Top denial reasons for codes A5500, A5512, A5513:

  1. Medical record documentation does not include a clinical foot evaluation either conducted by the certifying physician or approved, initialed and dated by the certifying physician. Therefore, there is no verification that the beneficiary had one of the 6 conditions the LCD specifies must be present for coverage.
  2. Documentation did not include a Statement of Certifying Physician.
  3. The Statement of Certifying Physician is dated prior to a documented visit with the certifying physician.
  4. The medical records do not verify that the certifying physician is managing the patient's diabetes.
  5. The examination documenting the medical management of the patient's diabetes may only be performed by a doctor of osteopathy (D.O.), medical doctor (M.D.), or nurse practitioner (NP) or physician assistant (PA) practicing “incident to” the supervising physician’s authority. NP or PA notes pertaining to the provision of the therapeutic shoes and inserts must be reviewed and verified by the supervising physician.
  6. Medical records do not include a certifying physician clinical evaluation which discusses the management of the beneficiary's systemic diabetes condition within 6 months prior to shoe delivery.
  7. The documentation does not contain a valid standard written order (SWO).
  8. The file does not include medical records from the certifying physician.
  9. Documentation did not include an in-person evaluation of the patient's feet conducted by the supplier prior to selection of the specific items.
  10. The written order is signed prior to a documented visit with the prescribing practitioner.

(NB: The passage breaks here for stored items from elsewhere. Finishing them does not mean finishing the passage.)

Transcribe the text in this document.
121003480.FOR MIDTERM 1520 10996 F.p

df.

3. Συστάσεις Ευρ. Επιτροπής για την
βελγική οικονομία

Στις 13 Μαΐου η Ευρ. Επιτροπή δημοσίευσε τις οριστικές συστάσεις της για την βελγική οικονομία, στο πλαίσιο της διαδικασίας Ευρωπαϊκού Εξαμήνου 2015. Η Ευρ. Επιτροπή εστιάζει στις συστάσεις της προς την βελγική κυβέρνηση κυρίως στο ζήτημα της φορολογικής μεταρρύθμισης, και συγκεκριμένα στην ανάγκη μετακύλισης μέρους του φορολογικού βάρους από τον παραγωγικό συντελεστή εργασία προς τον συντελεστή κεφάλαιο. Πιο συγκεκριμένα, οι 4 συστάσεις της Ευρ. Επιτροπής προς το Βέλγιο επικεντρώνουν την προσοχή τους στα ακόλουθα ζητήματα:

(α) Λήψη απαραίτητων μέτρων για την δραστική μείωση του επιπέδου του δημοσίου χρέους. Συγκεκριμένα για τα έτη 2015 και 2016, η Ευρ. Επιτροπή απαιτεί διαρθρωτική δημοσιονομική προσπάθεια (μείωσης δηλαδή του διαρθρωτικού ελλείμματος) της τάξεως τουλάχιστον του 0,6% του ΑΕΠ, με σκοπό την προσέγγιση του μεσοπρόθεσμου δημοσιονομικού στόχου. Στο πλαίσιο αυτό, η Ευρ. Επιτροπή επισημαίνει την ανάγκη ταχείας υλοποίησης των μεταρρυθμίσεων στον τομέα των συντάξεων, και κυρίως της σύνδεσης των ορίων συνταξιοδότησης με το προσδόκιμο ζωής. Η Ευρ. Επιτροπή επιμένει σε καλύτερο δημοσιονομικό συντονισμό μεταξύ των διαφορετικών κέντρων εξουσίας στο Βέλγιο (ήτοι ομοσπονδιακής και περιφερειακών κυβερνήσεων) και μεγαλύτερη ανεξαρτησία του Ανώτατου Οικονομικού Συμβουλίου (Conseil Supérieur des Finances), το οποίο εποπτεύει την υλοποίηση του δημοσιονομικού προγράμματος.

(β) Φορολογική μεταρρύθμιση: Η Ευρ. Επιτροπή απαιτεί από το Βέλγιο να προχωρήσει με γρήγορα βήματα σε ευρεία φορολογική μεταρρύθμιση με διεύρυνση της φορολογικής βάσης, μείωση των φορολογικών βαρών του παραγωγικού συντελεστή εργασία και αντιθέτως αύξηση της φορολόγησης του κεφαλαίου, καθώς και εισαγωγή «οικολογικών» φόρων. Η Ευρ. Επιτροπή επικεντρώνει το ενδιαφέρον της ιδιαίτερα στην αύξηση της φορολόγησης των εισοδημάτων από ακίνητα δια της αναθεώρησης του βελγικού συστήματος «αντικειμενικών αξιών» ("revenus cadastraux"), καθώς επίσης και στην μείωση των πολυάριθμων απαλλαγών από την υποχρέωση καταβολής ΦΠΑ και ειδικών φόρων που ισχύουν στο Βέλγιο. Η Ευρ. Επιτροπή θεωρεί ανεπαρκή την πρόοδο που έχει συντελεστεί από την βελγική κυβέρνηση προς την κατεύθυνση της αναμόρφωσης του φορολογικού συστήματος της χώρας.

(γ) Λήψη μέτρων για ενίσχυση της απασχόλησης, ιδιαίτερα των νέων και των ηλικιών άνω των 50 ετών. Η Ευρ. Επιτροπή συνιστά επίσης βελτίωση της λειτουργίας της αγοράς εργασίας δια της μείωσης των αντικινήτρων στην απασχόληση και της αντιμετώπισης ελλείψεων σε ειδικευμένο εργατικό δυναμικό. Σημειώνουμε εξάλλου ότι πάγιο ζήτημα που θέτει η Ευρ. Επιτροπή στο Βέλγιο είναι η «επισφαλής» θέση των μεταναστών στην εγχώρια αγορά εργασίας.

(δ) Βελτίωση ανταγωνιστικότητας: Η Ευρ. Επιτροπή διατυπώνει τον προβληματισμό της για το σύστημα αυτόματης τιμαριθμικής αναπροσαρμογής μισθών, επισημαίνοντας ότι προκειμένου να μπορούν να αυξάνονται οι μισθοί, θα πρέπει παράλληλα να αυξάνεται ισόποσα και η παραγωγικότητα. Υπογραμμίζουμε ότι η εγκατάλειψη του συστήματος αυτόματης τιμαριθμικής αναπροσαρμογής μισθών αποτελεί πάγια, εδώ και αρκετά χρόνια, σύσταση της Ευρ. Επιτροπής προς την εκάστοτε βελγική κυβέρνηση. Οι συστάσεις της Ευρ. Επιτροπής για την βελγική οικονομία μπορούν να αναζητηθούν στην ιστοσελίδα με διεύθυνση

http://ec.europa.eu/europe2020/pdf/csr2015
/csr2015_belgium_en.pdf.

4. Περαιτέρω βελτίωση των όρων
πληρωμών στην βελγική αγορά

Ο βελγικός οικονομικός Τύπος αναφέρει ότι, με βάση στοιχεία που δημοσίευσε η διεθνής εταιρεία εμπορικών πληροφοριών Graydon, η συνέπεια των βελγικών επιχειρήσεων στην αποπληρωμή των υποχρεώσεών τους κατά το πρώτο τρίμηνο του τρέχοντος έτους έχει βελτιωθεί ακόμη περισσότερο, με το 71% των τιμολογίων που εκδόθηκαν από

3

Top denial reasons for codes A4316, A4351, A4352, A4353, A4355:

  1. Records do not support payment of the amount billed.
  2. This item or service is denied non-covered.
  3. The medical records received lack sufficient information concerning the beneficiary’s condition to determine if medical necessity coverage criteria were met.
  4. The documentation does not contain a valid standard written order (SWO).
  5. No medical record documentation was received.
  6. The medical records from the treating practitioner do not document an impairment of urination.
  7. The medical record documentation does not establish that the beneficiary's condition is permanent.
  8. The submitted medical records do not document the medical necessity for a coude (curved) tip catheter. (Example: An inability to catheterize with a straight tip catheter).
  9. Payment for supplies billed above normal policy usage is being denied due to lack of documentation to support that they are reasonable and necessary.
  10. The claim is billed for greater quantity than the order indicates.